Lebanon News

Tripoli residents protest over HRC compensations

A woman stands on a balcony where the wall is seen damaged following three days of clashes in the northern city of Tripoli, Tuesday, May 15, 2012. (The Daily Star/Mohammad Azakir)

TRIPOLI, Lebanon: Residents of Tripoli’s Bab al-Tabbaneh blocked one of the city’s main roundabouts for the second week in the row to demand compensation from the government’s Higher Relief Committee for damage sustained in recent fighting.

Protesters, who blocked the Abu Ali roundabout that links the northern city of Tripoli to Akkar vowed to keep the road closed until they get their compensation.

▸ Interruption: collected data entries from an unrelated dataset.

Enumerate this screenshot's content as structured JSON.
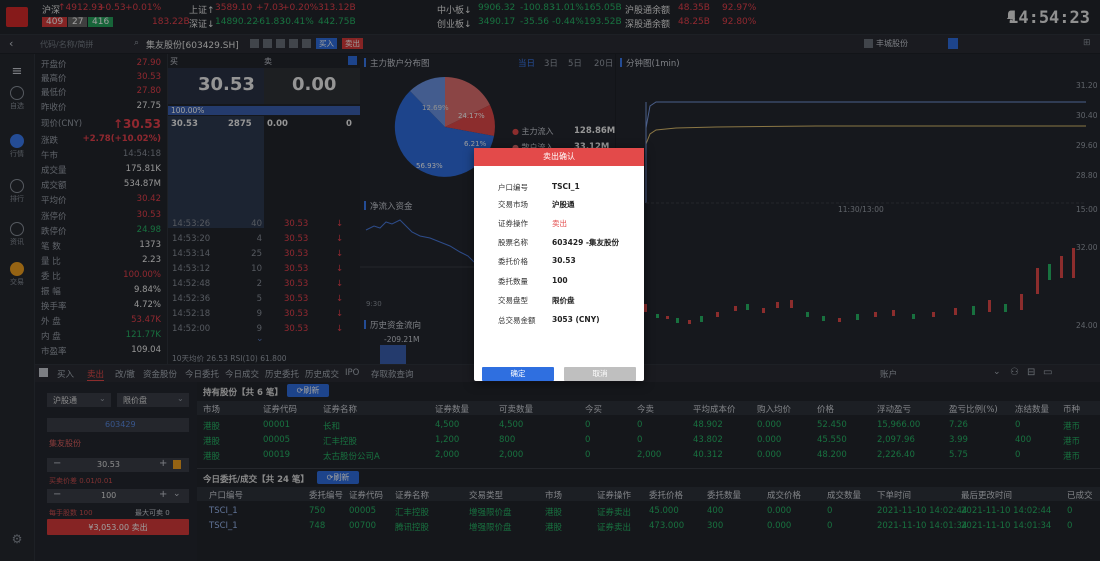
{
  "ticker": {
    "sh_name": "沪深",
    "sh_val": "↑4912.93",
    "sh_chg": "+0.53",
    "sh_pct": "+0.01%",
    "sh_up": "409",
    "sh_flat": "27",
    "sh_down": "416",
    "szz_name": "上证↑",
    "szz_val": "3589.10",
    "szz_chg": "+7.03",
    "szz_pct": "+0.20%",
    "szz_amt": "313.12B",
    "szz_amt2": "183.22B",
    "szc_name": "深证↓",
    "szc_val": "14890.22",
    "szc_chg": "-61.83",
    "szc_pct": "-0.41%",
    "szc_amt": "442.75B",
    "zx_name": "中小板↓",
    "zx_val": "9906.32",
    "zx_chg": "-100.83",
    "zx_pct": "-1.01%",
    "zx_amt": "165.05B",
    "cy_name": "创业板↓",
    "cy_val": "3490.17",
    "cy_chg": "-35.56",
    "cy_pct": "-0.44%",
    "cy_amt": "193.52B",
    "hgt_name": "沪股通余额",
    "hgt_val": "48.35B",
    "hgt_pct": "92.97%",
    "sgt_name": "深股通余额",
    "sgt_val": "48.25B",
    "sgt_pct": "92.80%",
    "clock": "14:54:23"
  },
  "search": {
    "placeholder": "代码/名称/简拼",
    "stock": "集友股份[603429.SH]",
    "tag1": "买入",
    "tag2": "卖出",
    "right_label": "丰城股份"
  },
  "sidebar": [
    {
      "label": "自选"
    },
    {
      "label": "行情"
    },
    {
      "label": "排行"
    },
    {
      "label": "资讯"
    },
    {
      "label": "交易"
    }
  ],
  "stats": [
    {
      "k": "开盘价",
      "v": "27.90",
      "c": "red"
    },
    {
      "k": "最高价",
      "v": "30.53",
      "c": "red"
    },
    {
      "k": "最低价",
      "v": "27.80",
      "c": "red"
    },
    {
      "k": "昨收价",
      "v": "27.75",
      "c": "white"
    },
    {
      "k": "现价(CNY)",
      "v": "↑30.53",
      "c": "red"
    },
    {
      "k": "涨跌",
      "v": "+2.78(+10.02%)",
      "c": "red"
    },
    {
      "k": "午市",
      "v": "14:54:18",
      "c": "dim"
    },
    {
      "k": "成交量",
      "v": "175.81K",
      "c": "white"
    },
    {
      "k": "成交额",
      "v": "534.87M",
      "c": "white"
    },
    {
      "k": "平均价",
      "v": "30.42",
      "c": "red"
    },
    {
      "k": "涨停价",
      "v": "30.53",
      "c": "red"
    },
    {
      "k": "跌停价",
      "v": "24.98",
      "c": "green"
    },
    {
      "k": "笔 数",
      "v": "1373",
      "c": "white"
    },
    {
      "k": "量 比",
      "v": "2.23",
      "c": "white"
    },
    {
      "k": "委 比",
      "v": "100.00%",
      "c": "red"
    },
    {
      "k": "振 幅",
      "v": "9.84%",
      "c": "white"
    },
    {
      "k": "换手率",
      "v": "4.72%",
      "c": "white"
    },
    {
      "k": "外 盘",
      "v": "53.47K",
      "c": "red"
    },
    {
      "k": "内 盘",
      "v": "121.77K",
      "c": "green"
    },
    {
      "k": "市盈率",
      "v": "109.04",
      "c": "white"
    }
  ],
  "quote": {
    "buy_label": "买",
    "sell_label": "卖",
    "buy_price": "30.53",
    "sell_price": "0.00",
    "ratio": "100.00%",
    "bid_price": "30.53",
    "bid_vol": "2875",
    "ask_price": "0.00",
    "ask_vol": "0",
    "trades": [
      {
        "t": "14:53:26",
        "v": "40",
        "p": "30.53"
      },
      {
        "t": "14:53:20",
        "v": "4",
        "p": "30.53"
      },
      {
        "t": "14:53:14",
        "v": "25",
        "p": "30.53"
      },
      {
        "t": "14:53:12",
        "v": "10",
        "p": "30.53"
      },
      {
        "t": "14:52:48",
        "v": "2",
        "p": "30.53"
      },
      {
        "t": "14:52:36",
        "v": "5",
        "p": "30.53"
      },
      {
        "t": "14:52:18",
        "v": "9",
        "p": "30.53"
      },
      {
        "t": "14:52:00",
        "v": "9",
        "p": "30.53"
      }
    ],
    "footer": "10天均价  26.53  RSI(10)  61.800"
  },
  "mid": {
    "title1": "主力散户分布图",
    "pie_pct1": "12.69%",
    "pie_pct2": "24.17%",
    "pie_pct3": "56.93%",
    "pie_pct4": "6.21%",
    "legend1": "主力流入",
    "legend1_v": "128.86M",
    "legend2": "散户流入",
    "legend2_v": "33.12M",
    "title2": "净流入资金",
    "x_label": "9:30",
    "title3": "历史资金流向",
    "hist_val": "-209.21M"
  },
  "right": {
    "periods": [
      "当日",
      "3日",
      "5日",
      "20日"
    ],
    "title": "分钟图(1min)",
    "axis": [
      "31.20",
      "30.40",
      "29.60",
      "28.80",
      "15:00",
      "32.00",
      "24.00"
    ],
    "time_label": "11:30/13:00"
  },
  "tabs": [
    "买入",
    "卖出",
    "改/撤",
    "资金股份",
    "今日委托",
    "今日成交",
    "历史委托",
    "历史成交",
    "IPO",
    "存取款查询"
  ],
  "account_label": "账户",
  "form": {
    "market": "沪股通",
    "order_type": "限价盘",
    "code": "603429",
    "name": "集友股份",
    "price": "30.53",
    "price_hint": "买卖价差 0.01/0.01",
    "qty": "100",
    "max_buy": "每手股数 100",
    "max_sell": "最大可卖 0",
    "submit": "¥3,053.00 卖出"
  },
  "holdings": {
    "title": "持有股份【共 6 笔】",
    "refresh": "刷新",
    "headers": [
      "市场",
      "证券代码",
      "证券名称",
      "证券数量",
      "可卖数量",
      "今买",
      "今卖",
      "平均成本价",
      "购入均价",
      "价格",
      "浮动盈亏",
      "盈亏比例(%)",
      "冻结数量",
      "币种"
    ],
    "rows": [
      [
        "港股",
        "00001",
        "长和",
        "4,500",
        "4,500",
        "0",
        "0",
        "48.902",
        "0.000",
        "52.450",
        "15,966.00",
        "7.26",
        "0",
        "港币"
      ],
      [
        "港股",
        "00005",
        "汇丰控股",
        "1,200",
        "800",
        "0",
        "0",
        "43.802",
        "0.000",
        "45.550",
        "2,097.96",
        "3.99",
        "400",
        "港币"
      ],
      [
        "港股",
        "00019",
        "太古股份公司A",
        "2,000",
        "2,000",
        "0",
        "2,000",
        "40.312",
        "0.000",
        "48.200",
        "2,226.40",
        "5.75",
        "0",
        "港币"
      ]
    ]
  },
  "orders": {
    "title": "今日委托/成交【共 24 笔】",
    "refresh": "刷新",
    "headers": [
      "户口编号",
      "委托编号",
      "证券代码",
      "证券名称",
      "交易类型",
      "市场",
      "证券操作",
      "委托价格",
      "委托数量",
      "成交价格",
      "成交数量",
      "下单时间",
      "最后更改时间",
      "已成交"
    ],
    "rows": [
      [
        "TSCI_1",
        "750",
        "00005",
        "汇丰控股",
        "增强限价盘",
        "港股",
        "证券卖出",
        "45.000",
        "400",
        "0.000",
        "0",
        "2021-11-10 14:02:44",
        "2021-11-10 14:02:44",
        "0"
      ],
      [
        "TSCI_1",
        "748",
        "00700",
        "腾讯控股",
        "增强限价盘",
        "港股",
        "证券卖出",
        "473.000",
        "300",
        "0.000",
        "0",
        "2021-11-10 14:01:34",
        "2021-11-10 14:01:34",
        "0"
      ]
    ]
  },
  "modal": {
    "title": "卖出确认",
    "rows": [
      {
        "k": "户口编号",
        "v": "TSCI_1"
      },
      {
        "k": "交易市场",
        "v": "沪股通"
      },
      {
        "k": "证券操作",
        "v": "卖出"
      },
      {
        "k": "股票名称",
        "v": "603429 -集友股份"
      },
      {
        "k": "委托价格",
        "v": "30.53"
      },
      {
        "k": "委托数量",
        "v": "100"
      },
      {
        "k": "交易盘型",
        "v": "限价盘"
      },
      {
        "k": "总交易金额",
        "v": "3053 (CNY)"
      }
    ],
    "confirm": "确定",
    "cancel": "取消"
  },
  "colors": {
    "accent": "#2f6fe0",
    "up": "#e8414d",
    "down": "#27b666",
    "modal_head": "#e34a4a"
  }
}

Last week, angry protestors briefly blocked the road and reopened it again after Prime Minister Najib Mikati vowed to pay their compensation by the end of the week. However, residents say no money has arrived.

“We will keep the road blocked until we get our money,” said protestor Walid Tabboush, speaking on behalf of the residents.

Residents also called on the Lebanese Cabinet to find a solution to their problem and called on the HRC to send them delegates to pay them their dues.

The last round of sectarian clashes in the northern city of Tripoli in October between the Sunni stronghold of Bab al-Tabbaneh and Alawite Jabal Mohsen left at least 9 killed and 25 wounded.

Although this round of clashes in Tripoli was sparked by the Oct. 19 assassination of senior security chief Wissam al-Hasan in Beirut’s Ashrafieh car explosion, violence fueled by sectarian rivalry is nothing new to the city.

Thirty-year-old mother of four, Iman al-Zohbi, told The Daily Star her house, which faces Jabal Mohsen, was severely damaged during the recent clashes, and she and her children have since been living with her sister.

“Every day, they say they are going to pay us the next day, and nothing ever happens. It is a vicious circle,” said Zohbi.

Another resident affected by the fighting, Osama Shomra, told The Daily Star that Bab al-Tebbanah residents are always treated like “second class” citizens.

“We have been suffering since 2005 and we never found anyone that would help us. We are blocking roads out of despair because we have no other choice,” said Shomra.

Shomra blamed the city’s lawmakers and Mikati for their situation. “When the Ashrafieh explosion broke out, Beirut lawmakers embraced the affected residents and secured them hotels to stay in until their homes get repaired. How come we, in Tababneh, are left alone to face all that?” he said.

In turn, Ahmad Arja told The Daily Star there are many innocent citizens who were not involved in the fighting, but are paying the price of the clashes.

“We are regular citizens who pay our bills and taxes. The state should compensate us for our loss and for the damages we suffered in clashes we had nothing to do with,” Arja said.

“Bab al-Tebbaneh residents have had enough being the victim that no one cares about,” said Tabboush.

Tripoli has witnessed at least five rounds of confrontations between the two neighborhoods since the start of the uprising in Syria.